Consider two electrochemical reactions: A and B. Reaction A results in the transfer of 2 mol of electrons per mole of reactant and generates a current of 5 Amps on an electrode 2 cm2 in area. Reaction B results in the transfer of 3 mol of electrons per mole of reactant and generates a current of 15 Amps on an electrode having 5 cm2 in area.
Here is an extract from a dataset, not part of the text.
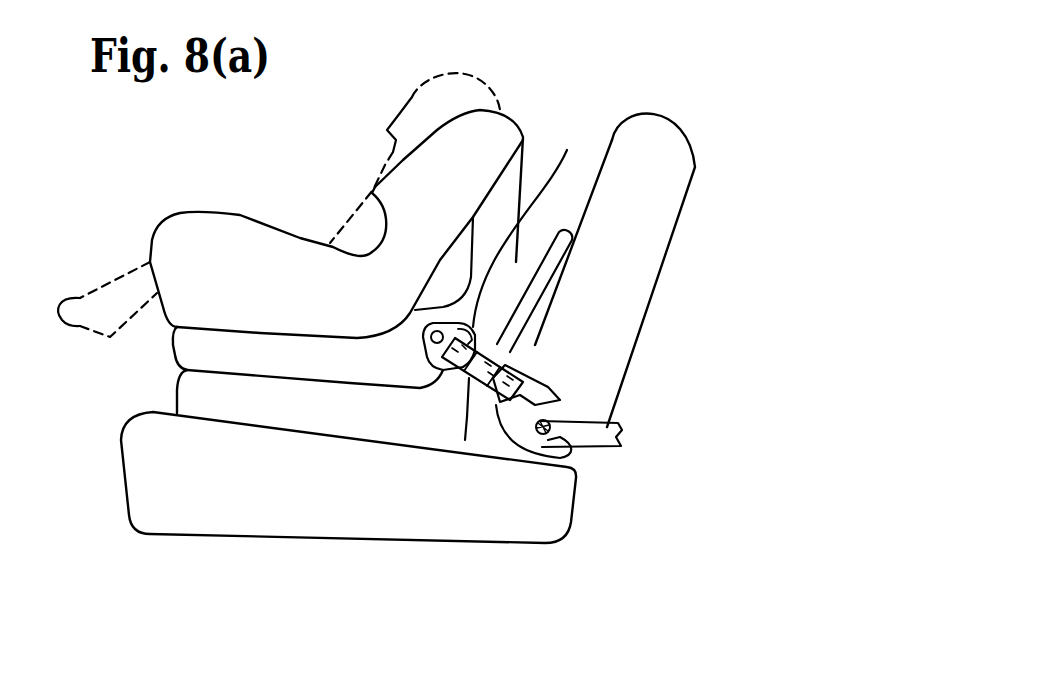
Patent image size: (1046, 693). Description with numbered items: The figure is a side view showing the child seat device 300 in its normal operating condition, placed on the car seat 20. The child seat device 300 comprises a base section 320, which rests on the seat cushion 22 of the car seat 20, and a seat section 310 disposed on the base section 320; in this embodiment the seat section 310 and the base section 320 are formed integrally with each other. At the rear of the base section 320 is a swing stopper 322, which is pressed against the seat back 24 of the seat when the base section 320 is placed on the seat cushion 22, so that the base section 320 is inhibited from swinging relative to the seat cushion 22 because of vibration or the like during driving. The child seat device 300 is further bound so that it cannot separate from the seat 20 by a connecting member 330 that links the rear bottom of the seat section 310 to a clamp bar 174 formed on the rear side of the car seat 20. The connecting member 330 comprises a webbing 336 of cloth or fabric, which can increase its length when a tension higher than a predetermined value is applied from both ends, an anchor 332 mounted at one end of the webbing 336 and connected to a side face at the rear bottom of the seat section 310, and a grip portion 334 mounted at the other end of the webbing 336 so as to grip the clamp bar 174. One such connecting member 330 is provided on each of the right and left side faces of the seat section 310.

What are the net reaction rates for reactions A and B (in mol reactant per square centimeter per second)

Answer 1

Answer:

See explaination

Explanation:

The rate of the electrochemical reaction per unit area is given by

r=\frac{i}{nFA}

where r is the Reaction Rate (in mol s-1 cm-2)
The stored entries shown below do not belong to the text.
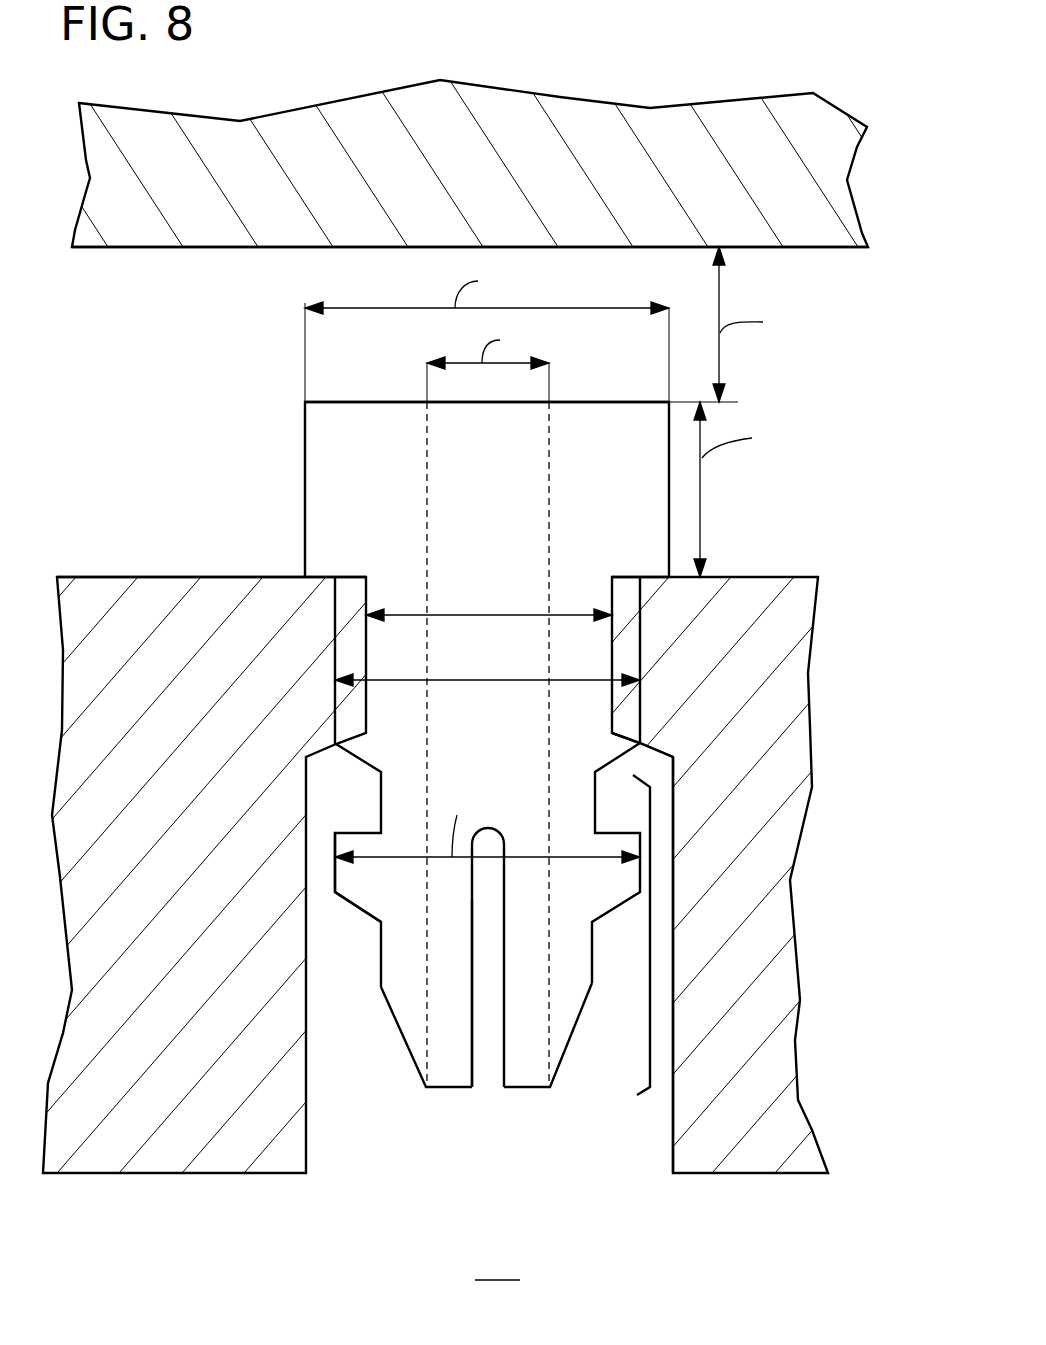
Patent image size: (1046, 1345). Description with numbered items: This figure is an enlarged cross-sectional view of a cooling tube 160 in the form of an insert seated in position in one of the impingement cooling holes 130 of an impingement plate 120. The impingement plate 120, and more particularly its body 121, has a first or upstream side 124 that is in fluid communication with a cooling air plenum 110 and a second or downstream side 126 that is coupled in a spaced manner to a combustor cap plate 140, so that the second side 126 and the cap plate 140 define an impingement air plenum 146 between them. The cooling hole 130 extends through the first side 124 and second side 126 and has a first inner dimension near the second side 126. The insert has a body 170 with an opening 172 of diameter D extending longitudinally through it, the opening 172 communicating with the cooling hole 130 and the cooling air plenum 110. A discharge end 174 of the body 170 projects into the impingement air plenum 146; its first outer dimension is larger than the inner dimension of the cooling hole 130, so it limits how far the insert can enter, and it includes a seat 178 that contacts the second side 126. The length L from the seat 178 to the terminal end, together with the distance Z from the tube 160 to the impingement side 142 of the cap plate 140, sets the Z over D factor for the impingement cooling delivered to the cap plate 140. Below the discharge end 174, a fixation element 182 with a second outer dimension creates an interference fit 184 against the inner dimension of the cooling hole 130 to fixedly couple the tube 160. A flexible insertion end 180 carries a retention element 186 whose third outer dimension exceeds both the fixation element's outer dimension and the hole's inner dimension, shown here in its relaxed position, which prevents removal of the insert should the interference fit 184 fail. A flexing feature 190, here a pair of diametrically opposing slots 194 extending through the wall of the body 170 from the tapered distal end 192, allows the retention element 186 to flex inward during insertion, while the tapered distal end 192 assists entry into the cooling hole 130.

The cooling air plenum 110 is at (498, 1267).
The impingement plate 120 is at (595, 875).
The body 121 is at (783, 627).
The first side 124 is at (260, 1174).
The second side 126 is at (95, 577).
The impingement cooling hole 130 is at (673, 1123).
The combustor cap plate 140 is at (835, 203).
The impingement side 142 is at (793, 248).
The impingement air plenum 146 is at (197, 405).
The cooling tube 160 is at (585, 441).
The body 170 is at (381, 792).
The opening 172 is at (550, 1030).
The discharge end 174 is at (544, 423).
The seat 178 is at (657, 583).
The flexible insertion end 180 is at (660, 942).
The fixation element 182 is at (732, 583).
The interference fit 184 is at (642, 652).
The retention element 186 is at (367, 873).
The flexing feature 190 is at (480, 1086).
The tapered distal end 192 is at (403, 1040).
The slot 194 is at (472, 977).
i is the Current Generated (in A)

n is the Number of moles of electrons per mole of reactant

F is Faraday's Constant= 96,500 C mol-1

A is the Electrode Area (in cm2)

(Unit of current should be expressed in terms of Columb per second, C s-1 to obtain reaction rate in mol s-1 cm-2)

Net Reaction Rate for Reaction A:

Given: Number of moles of A, n=2 moles

Current generated, i=5 A=5 C s-1

Electrode Area, A= 2cm2

Thus reaction rate is

\mathbf{r=\frac{5 C s^{-1}}{2*96500 C mol^{-1} *2 cm^{2}}= 1.3*10^{-5} mol s^{-1} cm^{-2}}

Net Reaction Rate for Reaction B:

Given: Number of moles of B, n=3 moles

Current generated, i=15 A=15 C s-1

Electrode Area, A= 5cm2

Thus reaction rate is

\mathbf{r=\frac{15 C s^{-1}}{3*96500 C mol^{-1}*5cm^{2}}= 1.036*10^{-5} mol s^{-1} cm^{-2}}

Reaction A has higher net reaction rate.